LATITUDES

«Kiss in», pour faire le plein de bactéries

Robert Koch, le père de la bactériologie, est mort il y a un siècle. Depuis, les Suisses seraient-ils devenus trop propres? L’hygiénisme a des limites; nous sommes condamnés à cohabiter avec des bactéries. Les «kiss in» tombent à point pour en faire provision.

Il y a un siècle, le 27 mai 1910, mourait Robert Koch, célèbre pour avoir découvert la bactérie responsable de la tuberculose, le bacille de Koch. Après avoir isolé le germe auquel il laissera son nom, le chercheur s’était attaqué à des bactéries responsables d’autres pathologies: choléra, maladie du charbon, paludisme ou encore maladie du sommeil. Une carrière couronnée, en 1905, par le Prix Nobel de médecine.

C’est par des mesures d’hygiène que l’on luttera dès lors contre la transmission de nombreuses maladies. Koch était convaincu que l’homme parviendrait à vaincre n’importe quelle bactérie. Une conviction erronée. L’infectiologie moderne est aujourd’hui confrontée à des défis très différents.
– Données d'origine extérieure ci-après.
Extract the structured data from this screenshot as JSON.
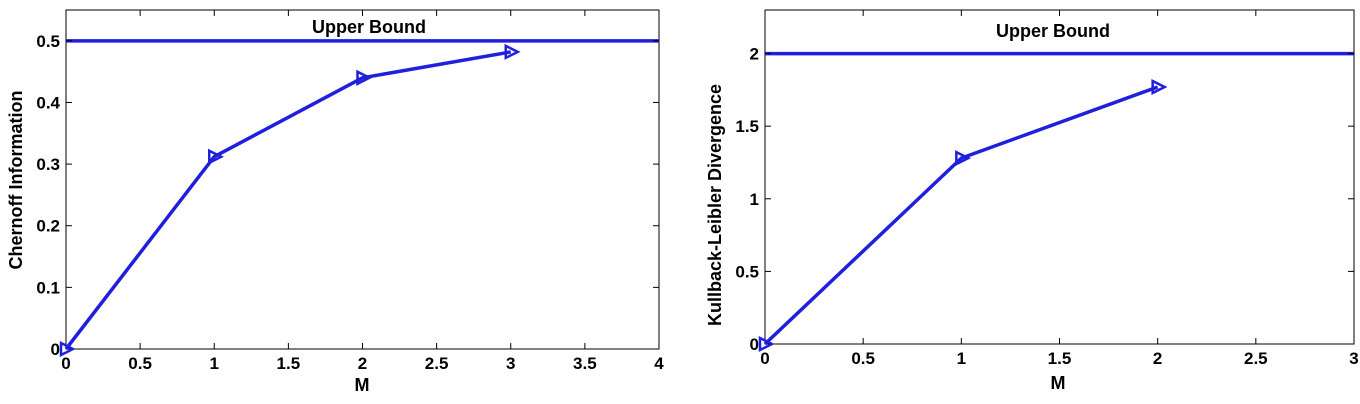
{
  "chart_data": [
    {
      "type": "line",
      "xlabel": "M",
      "ylabel": "Chernoff Information",
      "xlim": [
        0,
        4
      ],
      "ylim": [
        0,
        0.55
      ],
      "x_ticks": [
        "0",
        "0.5",
        "1",
        "1.5",
        "2",
        "2.5",
        "3",
        "3.5",
        "4"
      ],
      "y_ticks": [
        "0",
        "0.1",
        "0.2",
        "0.3",
        "0.4",
        "0.5"
      ],
      "series": [
        {
          "x": [
            0,
            1,
            2,
            3
          ],
          "y": [
            0,
            0.312,
            0.44,
            0.482
          ],
          "marker": "triangle-right"
        }
      ],
      "reference_line": {
        "y": 0.5,
        "label": "Upper Bound"
      },
      "color": "#1f1fdd",
      "grid": false
    },
    {
      "type": "line",
      "xlabel": "M",
      "ylabel": "Kullback-Leibler Divergence",
      "xlim": [
        0,
        3
      ],
      "ylim": [
        0,
        2.3
      ],
      "x_ticks": [
        "0",
        "0.5",
        "1",
        "1.5",
        "2",
        "2.5",
        "3"
      ],
      "y_ticks": [
        "0",
        "0.5",
        "1",
        "1.5",
        "2"
      ],
      "series": [
        {
          "x": [
            0,
            1,
            2
          ],
          "y": [
            0,
            1.28,
            1.77
          ],
          "marker": "triangle-right"
        }
      ],
      "reference_line": {
        "y": 2,
        "label": "Upper Bound"
      },
      "color": "#1f1fdd",
      "grid": false
    }
  ]
}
Au coeur de ceux-ci: comment l’homme pourra-t-il combattre demain les infections générées par des germes devenus résistants aux antibiotiques?

En bonne élève du Docteur Koch, la Suisse a fait des bactéries ses principales ennemies. Devenue la championne de l’hygiénisme, elle suscite maintes plaisanteries à l’étranger et l’irritation de certains de ses ressortissants. Le dernier coup de gueule vient de paraître dans «Die Zeit» (12 mai 2010).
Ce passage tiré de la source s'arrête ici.